Reform Club

The Reform Club was in the beginning a club of gentlemen in the south of Stake Badly (with number 104) in the center of London. He admits the women since 1981. In 1977, its expenses of adhesion were highest of London.

It was founded in 1836 by Edward Ellice (1783-1863), a Whip whig, with the richnesses acquired thanks to the Compagnie of Hudson Bay but whose zeal was used in priority to make safe the vote of the Reform Act 1832. The new club, for the members of the two rooms of the Parlement, had vocation to be a center for the radical ideas that the bill represented, and a bastion of liberal thought and progressist which was to join firmly the Liberal party, which had largely succeeded Whigs at the semi-19th century.

Brooks' S Club, the general headquarter of the old Whig aristocracy, not being ready to open its doors with a tide of young people, preliminary meetings were held at Ellice to develop a club much broader which would be the promoter of social relations between reformers of the United Kingdom. When a liberal member of the Parliament changed edge to join or work with another party, one awaited from him that he resigns of the club. The club does not require today any more a particular political point of view of its members, and is purely social.
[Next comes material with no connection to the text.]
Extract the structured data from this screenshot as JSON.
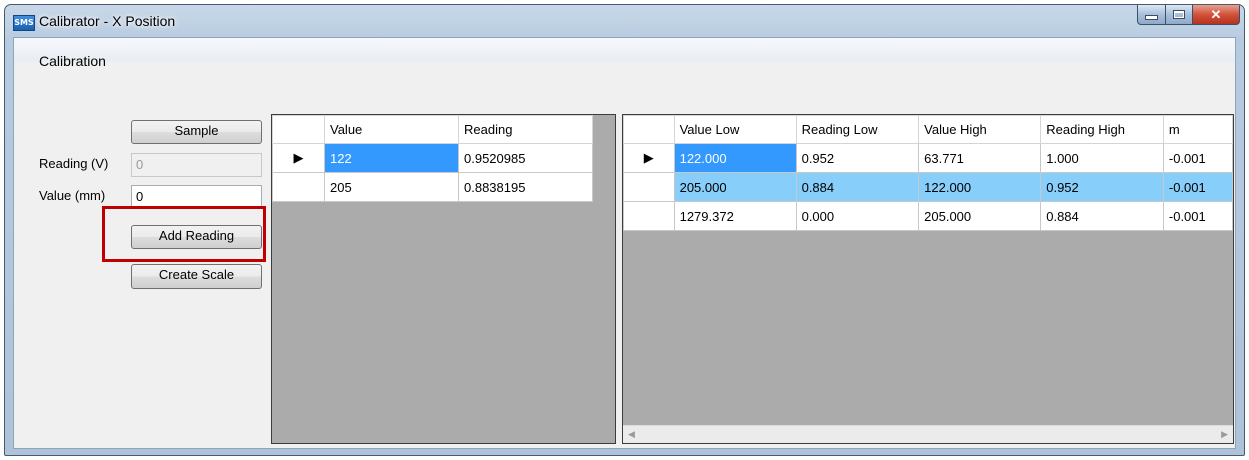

Until the decline of the Liberal party, it was required for the liberal members of the Parliament to be members of Reform Club, which constituted almost the general headquarter of another party, although the National Liberal Club, set up under the presidency of William Ewart Gladstone, was established in 1882, was intended to be more inclusive, and was more adapted for the figures and liberal activists of the country.

The building, like its neighbor the Travellers Club, (number 106), was drawn by Sir Charles Barry and opened in 1841. The new club was a palate whose plans were based on those of the Palais Farnèse of Rome. Reform was one of the first clubs to have rooms to sleep, its library contained 50.000 books, mainly books of history and biographies.

With the decline of the Liberal party at the semi-20th century, the club collected more and more its members among the civils servant of the ministry for finances whereas its neighbor, the Travellers Club, was assimilated to official Ministry for Foreign Affairs.

One finds Reform Club in the novel of Jules Verne the Round the world tour in eighty days : the hero, Phileas Fogg, are a member of Reform Club which leaves to make the round the world tour on a bet with other members, starting and finishing with the club.

Michael Palin, imitating her imaginary predecessor, began and completed its own round the world tour in 80 days in Reform Club.